To achieve an overview of the hospital's actions, doctors from the Health Insurance Fund investigated the hospital's actions during the emergency situation. The hired doctors, however, lacked the necessary competence to assess treatment quality, which has led to the fund deciding to order a new clinical audit from infectious disease specialists at the Estonian Doctors' Association will also investigate the treatment quality of other hospitals who provided treatments to patients with coronavirus.
According to the conducted audit, 62 percent of the patients in Kuressaare Hospital were given hydroxychloroquine, a medication used to prevent and treat malaria, sold under the name Plaquenil. In addition, every third patient treated for COVID-19 in the hospital was treated with vitamin C. These two treatments in particular raised questions about treatment in Saaremaa, also leading to a petition being created to remove Laane as the hospital's manager. The petition did not end up a fruitful one, as only 24 signatures were collected.
Laane commented: "The main difference was that our treatment guideline, as was in the article of a French scientist, saw Plaquenil being given for 10 days. When the Estonian guidelines came out in April, it was four to five days. We changed that right away, most patients got five days."
Chief of emergency medicine at the North Estonia Medical Center (PERH) Dr. Arkadi Popov said there is no scientific proof of the malaria medication working, as two studies claiming it useless were recalled. At the same time, a recent study conducted in Belgium showed that it could reduce mortality rates in certain dosages.
Popov, who is working with the Health Board as another wave of the virus is imminent, added that COVID-19 treatment guidelines will be updated soon. "There is no magic medication for it, unfortunately. There are two relatively certain medications that we use, one being remdesivir and the other being dexamethasone in small dosages. But these also have certain restrictions," Popov said.
The fund started its audit on the treatment of coronavirus patients at Kuressaare Hospital on April 20. The hospital was required to submit all medical records and medical records, which were compared by the fund with both the medical staff and the hospital's own treatment guidelines and the latest scientific articles on coronavirus treatment.

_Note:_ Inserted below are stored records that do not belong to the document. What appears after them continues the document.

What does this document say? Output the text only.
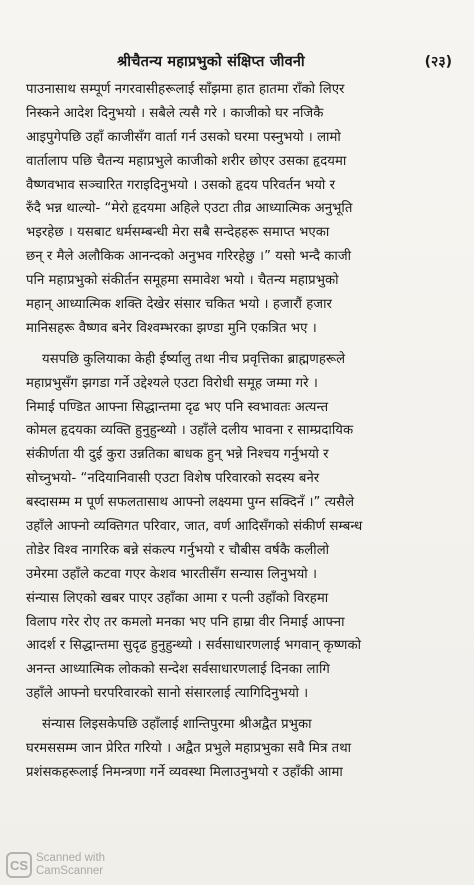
श्रीचैतन्य महाप्रभुको संक्षिप्त जीवनी	(२३)
पाउनासाथ सम्पूर्ण नगरवासीहरूलाई साँझमा हात हातमा राँको लिएर
निस्कने आदेश दिनुभयो । सबैले त्यसै गरे । काजीको घर नजिकै
आइपुगेपछि उहाँ काजीसँग वार्ता गर्न उसको घरमा पस्नुभयो । लामो
वार्तालाप पछि चैतन्य महाप्रभुले काजीको शरीर छोएर उसका हृदयमा
वैष्णवभाव सञ्चारित गराइदिनुभयो । उसको हृदय परिवर्तन भयो र
रुँदै भन्न थाल्यो- “मेरो हृदयमा अहिले एउटा तीव्र आध्यात्मिक अनुभूति
भइरहेछ । यसबाट धर्मसम्बन्धी मेरा सबै सन्देहहरू समाप्त भएका
छन् र मैले अलौकिक आनन्दको अनुभव गरिरहेछु ।” यसो भन्दै काजी
पनि महाप्रभुको संकीर्तन समूहमा समावेश भयो । चैतन्य महाप्रभुको
महान् आध्यात्मिक शक्ति देखेर संसार चकित भयो । हजारौं हजार
मानिसहरू वैष्णव बनेर विश्वम्भरका झण्डा मुनि एकत्रित भए ।
यसपछि कुलियाका केही ईर्ष्यालु तथा नीच प्रवृत्तिका ब्राह्मणहरूले
महाप्रभुसँग झगडा गर्ने उद्देश्यले एउटा विरोधी समूह जम्मा गरे ।
निमाई पण्डित आफ्ना सिद्धान्तमा दृढ भए पनि स्वभावतः अत्यन्त
कोमल हृदयका व्यक्ति हुनुहुन्थ्यो । उहाँले दलीय भावना र साम्प्रदायिक
संकीर्णता यी दुई कुरा उन्नतिका बाधक हुन् भन्ने निश्चय गर्नुभयो र
सोच्नुभयो- “नदियानिवासी एउटा विशेष परिवारको सदस्य बनेर
बस्दासम्म म पूर्ण सफलतासाथ आफ्नो लक्ष्यमा पुग्न सक्दिनँ ।” त्यसैले
उहाँले आफ्नो व्यक्तिगत परिवार, जात, वर्ण आदिसँगको संकीर्ण सम्बन्ध
तोडेर विश्व नागरिक बन्ने संकल्प गर्नुभयो र चौबीस वर्षकै कलीलो
उमेरमा उहाँले कटवा गएर केशव भारतीसँग सन्यास लिनुभयो ।
संन्यास लिएको खबर पाएर उहाँका आमा र पत्नी उहाँको विरहमा
विलाप गरेर रोए तर कमलो मनका भए पनि हाम्रा वीर निमाई आफ्ना
आदर्श र सिद्धान्तमा सुदृढ हुनुहुन्थ्यो । सर्वसाधारणलाई भगवान् कृष्णको
अनन्त आध्यात्मिक लोकको सन्देश सर्वसाधारणलाई दिनका लागि
उहाँले आफ्नो घरपरिवारको सानो संसारलाई त्यागिदिनुभयो ।
संन्यास लिइसकेपछि उहाँलाई शान्तिपुरमा श्रीअद्वैत प्रभुका
घरमससम्म जान प्रेरित गरियो । अद्वैत प्रभुले महाप्रभुका सवै मित्र तथा
प्रशंसकहरूलाई निमन्त्रणा गर्ने व्यवस्था मिलाउनुभयो र उहाँकी आमा
CS Scanned with
CamScanner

Initially, the fund's audit was due to be completed by the end of May. At the end of May, however, it became clear the doctors in the auditing workgroup evaluating the medical records, needed more time than anticipated because the work was carried out alongside other work. The deadline was then pushed back to before-Midsummer.
Kuressaare Hospital bore the brunt of coronavirus treatment in spring as the island of Saaremaa was the hardest hit region in Estonia during the peak of the COVID-19 pandemic in March and April, with travel between the island and mainland Estonia suspended in March.